Suggest for starters you check this setting: start LR and go to Edit, Preferences, Import Tab....first entry is "Show import dialog when a memory card is detected". If this is checked, try unchecking it and click on OK. Close LR, restart the PC to see if the problem is 'fixed'. If this works, OK we can start investigating a little further to see why it happens on a system restart...

If the entry is already unchecked then we need one of the LR gurus to step in....


----------



## Brad Snyder (Feb 16, 2010)

It could also be a Windows setting for what default application to use to open a file type. I'm not yet on Win7, so I'm not sure of the exact sequence, but it's possible you chose Lr to open/import a filetype at one point, and chose 'Always use this program'. Then when a removable drive is detected, Lr starts chugging away. I'll leave it to someone more familiar with Win7, to describe how to check/reset that.


----------



## Jim Wilde (Feb 16, 2010)

[quote author=Brad Snyder link=topic=9192.msg61919#msg61919 date=1266349993]
It could also be a Windows setting for what default application to use to open a file type. I'm not yet on Win7, so I'm not sure of the exact sequence, but it's possible you chose Lr to open/import a filetype at one point, and chose 'Always use this program'. Then when a removable drive is detected, Lr starts chugging away. I'll leave it to someone more familiar with Win7, to describe how to check/reset that.
[/quote]

It's possible, I suppose....we can perhaps look at that if Art tells us that the auto import setting is turned off, though I'm hopeful that it will still be turned on (that's the default setting on installation, IIRC?). If that is the case then we just have to work out what 'event' is happening just after a restart to trigger LR. From the initial problem description it sounds more like an external hard drive being connected than a memory card...


----------



## sizzlingbadger (Feb 16, 2010)

Welcome Art... I thought I recognised your name from the Nikon Cafe.


----------



## clee01l (Feb 17, 2010)

Using the basic Out of the box defaults, neither Win7 or LR start up coincident with each other. There must be a setting that is switched wrong. 

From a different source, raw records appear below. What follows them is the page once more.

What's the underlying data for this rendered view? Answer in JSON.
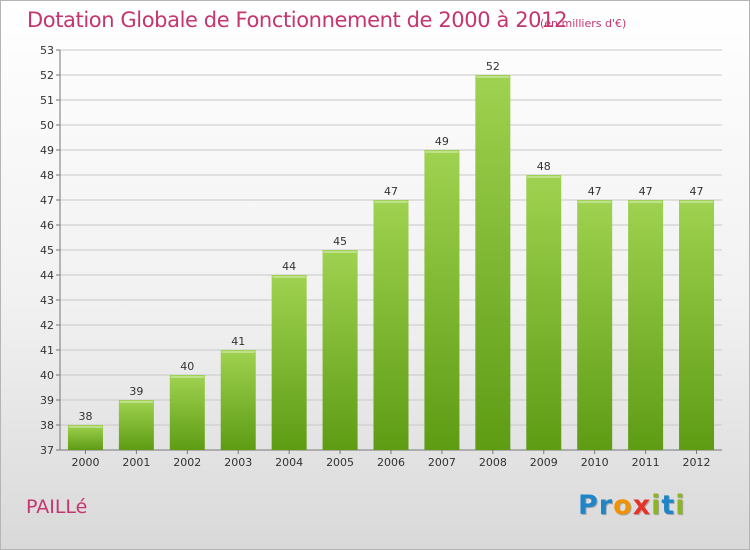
{
  "header": {
    "title": "Dotation Globale de Fonctionnement de 2000 à 2012",
    "unit": "(en milliers d'€)"
  },
  "footer": {
    "place": "PAILLé",
    "brand": "Proxiti",
    "brand_letters": [
      {
        "char": "P",
        "color": "#1e86c8"
      },
      {
        "char": "r",
        "color": "#1e86c8"
      },
      {
        "char": "o",
        "color": "#f39200"
      },
      {
        "char": "x",
        "color": "#e6332a"
      },
      {
        "char": "i",
        "color": "#8cb61d"
      },
      {
        "char": "t",
        "color": "#1e86c8"
      },
      {
        "char": "i",
        "color": "#8cb61d"
      }
    ]
  },
  "colors": {
    "text_accent": "#c5356f",
    "bar_light": "#9fd250",
    "bar_dark": "#5e9c14",
    "grid": "#c8c8c8"
  },
  "chart_data": {
    "type": "bar",
    "categories": [
      "2000",
      "2001",
      "2002",
      "2003",
      "2004",
      "2005",
      "2006",
      "2007",
      "2008",
      "2009",
      "2010",
      "2011",
      "2012"
    ],
    "values": [
      38,
      39,
      40,
      41,
      44,
      45,
      47,
      49,
      52,
      48,
      47,
      47,
      47
    ],
    "title": "Dotation Globale de Fonctionnement de 2000 à 2012",
    "subtitle": "(en milliers d'€)",
    "xlabel": "",
    "ylabel": "",
    "ylim": [
      37,
      53
    ],
    "yticks": [
      37,
      38,
      39,
      40,
      41,
      42,
      43,
      44,
      45,
      46,
      47,
      48,
      49,
      50,
      51,
      52,
      53
    ],
    "grid": true,
    "data_labels": true
  }
}
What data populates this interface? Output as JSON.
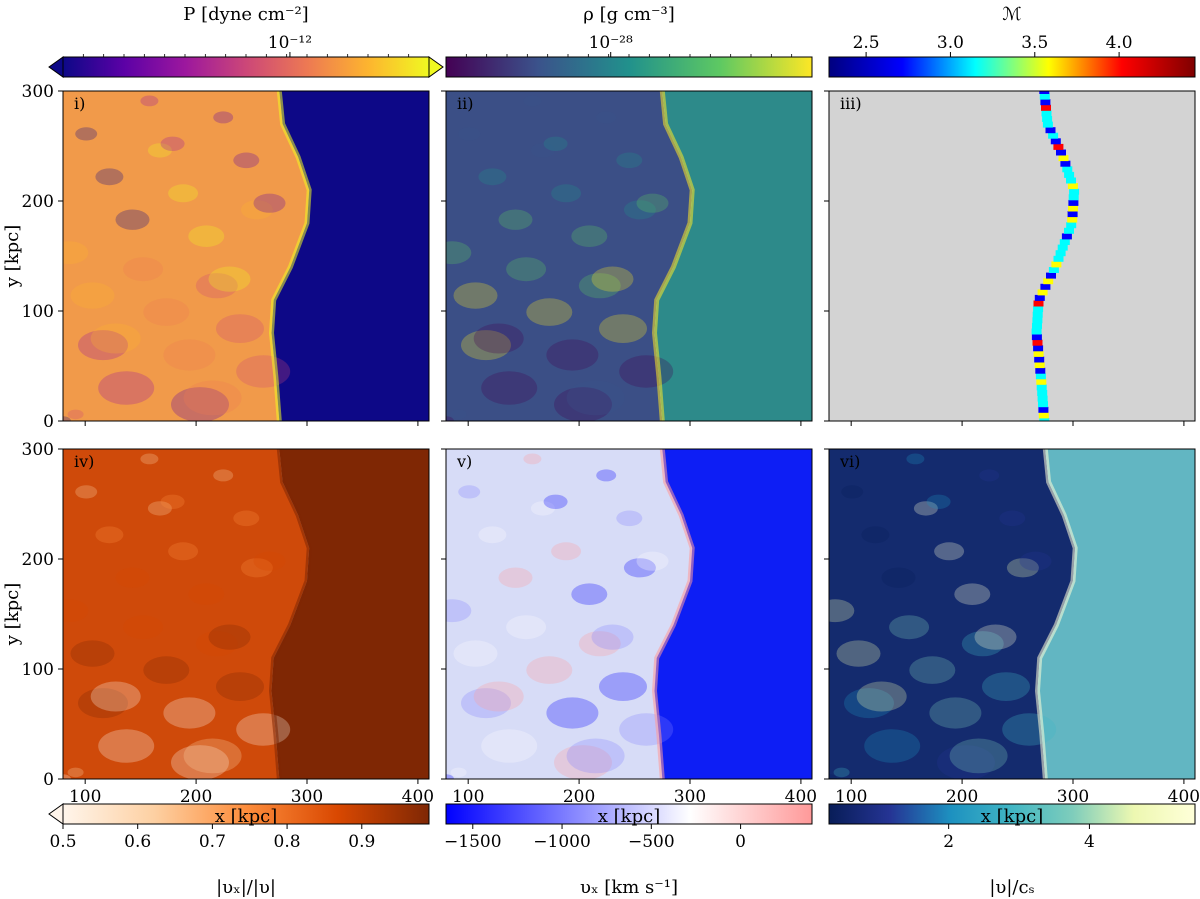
{
  "chart_data": [
    {
      "type": "heatmap",
      "panel_label": "i)",
      "quantity": "P [dyne cm⁻²]",
      "colorbar": {
        "position": "top",
        "colormap": "plasma",
        "scale": "log",
        "extend": "both",
        "ticks": [
          {
            "label": "10⁻¹²",
            "frac": 0.62
          }
        ],
        "colors": [
          "#0d0887",
          "#5c01a6",
          "#9c179e",
          "#cc4778",
          "#ed7953",
          "#fdb42f",
          "#f0f921"
        ]
      },
      "xlim": [
        80,
        410
      ],
      "ylim": [
        0,
        300
      ],
      "xticks": [
        100,
        200,
        300,
        400
      ],
      "yticks": [
        0,
        100,
        200,
        300
      ],
      "ylabel": "y [kpc]",
      "xlabel": "",
      "shock_front": [
        [
          0,
          275
        ],
        [
          40,
          272
        ],
        [
          80,
          268
        ],
        [
          110,
          270
        ],
        [
          140,
          285
        ],
        [
          180,
          300
        ],
        [
          210,
          302
        ],
        [
          240,
          292
        ],
        [
          270,
          278
        ],
        [
          300,
          275
        ]
      ],
      "region_colors": {
        "upstream": "#0d0887",
        "downstream": "#f19a4a"
      }
    },
    {
      "type": "heatmap",
      "panel_label": "ii)",
      "quantity": "ρ [g cm⁻³]",
      "colorbar": {
        "position": "top",
        "colormap": "viridis",
        "scale": "log",
        "extend": "neither",
        "ticks": [
          {
            "label": "10⁻²⁸",
            "frac": 0.45
          }
        ],
        "colors": [
          "#440154",
          "#3b528b",
          "#21918c",
          "#5ec962",
          "#fde725"
        ]
      },
      "xlim": [
        80,
        410
      ],
      "ylim": [
        0,
        300
      ],
      "xticks": [
        100,
        200,
        300,
        400
      ],
      "yticks": [
        0,
        100,
        200,
        300
      ],
      "xlabel": "",
      "ylabel": "",
      "region_colors": {
        "upstream": "#2d8a8a",
        "downstream": "#3b4f86"
      }
    },
    {
      "type": "heatmap",
      "panel_label": "iii)",
      "quantity": "ℳ",
      "colorbar": {
        "position": "top",
        "colormap": "jet",
        "scale": "linear",
        "extend": "neither",
        "vmin": 2.28,
        "vmax": 4.45,
        "ticks": [
          {
            "label": "2.5",
            "value": 2.5
          },
          {
            "label": "3.0",
            "value": 3.0
          },
          {
            "label": "3.5",
            "value": 3.5
          },
          {
            "label": "4.0",
            "value": 4.0
          }
        ],
        "colors": [
          "#00007f",
          "#0000ff",
          "#00ffff",
          "#ffff00",
          "#ff0000",
          "#7f0000"
        ]
      },
      "xlim": [
        80,
        410
      ],
      "ylim": [
        0,
        300
      ],
      "xticks": [
        100,
        200,
        300,
        400
      ],
      "yticks": [
        0,
        100,
        200,
        300
      ],
      "xlabel": "",
      "ylabel": "",
      "background": "#d3d3d3"
    },
    {
      "type": "heatmap",
      "panel_label": "iv)",
      "quantity": "|υₓ|/|υ|",
      "colorbar": {
        "position": "bottom",
        "colormap": "oranges",
        "scale": "linear",
        "extend": "min",
        "vmin": 0.5,
        "vmax": 0.99,
        "ticks": [
          {
            "label": "0.5",
            "value": 0.5
          },
          {
            "label": "0.6",
            "value": 0.6
          },
          {
            "label": "0.7",
            "value": 0.7
          },
          {
            "label": "0.8",
            "value": 0.8
          },
          {
            "label": "0.9",
            "value": 0.9
          }
        ],
        "colors": [
          "#fff5eb",
          "#fdd0a2",
          "#fd8d3c",
          "#d94801",
          "#7f2704"
        ]
      },
      "xlim": [
        80,
        410
      ],
      "ylim": [
        0,
        300
      ],
      "xticks": [
        100,
        200,
        300,
        400
      ],
      "yticks": [
        0,
        100,
        200,
        300
      ],
      "xlabel": "x [kpc]",
      "ylabel": "y [kpc]",
      "region_colors": {
        "upstream": "#7f2704",
        "downstream": "#cf4a0a"
      }
    },
    {
      "type": "heatmap",
      "panel_label": "v)",
      "quantity": "υₓ [km s⁻¹]",
      "colorbar": {
        "position": "bottom",
        "colormap": "bwr",
        "scale": "linear",
        "extend": "neither",
        "vmin": -1650,
        "vmax": 400,
        "ticks": [
          {
            "label": "−1500",
            "value": -1500
          },
          {
            "label": "−1000",
            "value": -1000
          },
          {
            "label": "−500",
            "value": -500
          },
          {
            "label": "0",
            "value": 0
          }
        ],
        "colors": [
          "#0000ff",
          "#8080ff",
          "#ffffff",
          "#ff9999"
        ]
      },
      "xlim": [
        80,
        410
      ],
      "ylim": [
        0,
        300
      ],
      "xticks": [
        100,
        200,
        300,
        400
      ],
      "yticks": [
        0,
        100,
        200,
        300
      ],
      "xlabel": "x [kpc]",
      "ylabel": "",
      "region_colors": {
        "upstream": "#0d1ef5",
        "downstream": "#d7dcf7"
      }
    },
    {
      "type": "heatmap",
      "panel_label": "vi)",
      "quantity": "|υ|/cₛ",
      "colorbar": {
        "position": "bottom",
        "colormap": "YlGnBu_r",
        "scale": "linear",
        "extend": "neither",
        "vmin": 0.3,
        "vmax": 5.5,
        "ticks": [
          {
            "label": "2",
            "value": 2
          },
          {
            "label": "4",
            "value": 4
          }
        ],
        "colors": [
          "#081d58",
          "#253494",
          "#1d91c0",
          "#41b6c4",
          "#7fcdbb",
          "#edf8b1",
          "#ffffd9"
        ]
      },
      "xlim": [
        80,
        410
      ],
      "ylim": [
        0,
        300
      ],
      "xticks": [
        100,
        200,
        300,
        400
      ],
      "yticks": [
        0,
        100,
        200,
        300
      ],
      "xlabel": "x [kpc]",
      "ylabel": "",
      "region_colors": {
        "upstream": "#62b6c2",
        "downstream": "#142b6e"
      }
    }
  ]
}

I'd like a report from some of the windows controls and perhaps we can make some adjustments to get things right like they are supposed to be. 


 [li]First, open the AutoPlay applet in the control Panel &lt;Control Panel&gt;&lt;All Control Panel Items&gt;&lt;AutoPlay&gt;[/li]
 [li]In all the Media, Only Pictures should be associate with "Import Photos using Adobe Pho..."[/li]
 Now if you have no SD, CF, thumb drives or other USB drives inserted and Lightroom still insists on opening at start and opening the Import Dialog, I want you to run the Windows 7 equivalent of Software Explorer that used to be included with Vista. It is called Autoruns and can be found here:
http://technet.microsoft.com/en-us/sysinternals/bb9639'2.aspx

It will show you what Applications and Services are set to run at startup. I want you to report on any programs related to Lightroom that show in the Logon tab and the Services tab. Once we have a list of suspects, I can tell you how to fix them.


----------



## bobwhosmiles (Sep 3, 2010)

SOLVED!!!

I had this very same problem and sorted it so quickly thanks to the suggestions above. To stop this nightmare in Windows 7, go to the start menu and type "Autoplay" in the Search Programs and Files box. Choose "Start or Stop using AutoPlay for all media and devices". In the window that appears either review each option and change it from having lightroom open or scroll to the bottom and select the option to reset all to default settings. Hope this is helpful for someone else out there


----------



## allen1946 (Jan 30, 2012)

I hope that this thread is still active.  I just joined this forum and I have the same problem as described above in that Lightroom opens and wants to start the Import process every time I put a USB drive in a port.  I have tried all of the above suggestions and nothing helps.  When I go to Preferences in Lightroom, the "show import dialog when memory card is detected" is NOT checked.  When I look under the Auto Import settings under the File menu, the "Enable Auto Import" area is greyed out.  Nothing is checked, but I cannot check or uncheck the box, which leads me to believe there is a glitch in the program.  I also changed the AutoPlay settings as indicated above.  Nothing seems to make a difference.  Any suggestions would be appreciated.


----------



## allen1946 (Jan 30, 2012)

Whoops!  I lied in my recent post.  In the AutoPlay options, I had merely changed individual options for AutoPlay and not turned off the entire AutoPlay option.  Once I did that, at least on the first try of inserting a USB device, Lightroom did not start the Auto Import function.  Whew!

However I still would be interested in finding out why the "Enable Auto Import" is greyed out--even before I changed the AutoPlay function.  Thanks very much!


----------



## Victoria Bampton (Jan 30, 2012)

Hi Allen, welcome to the forum!

Auto Import is a different feature - you can set a folder on your hard drive and when you drop photos into that folder, they'll automatically import into Lightroom.


----------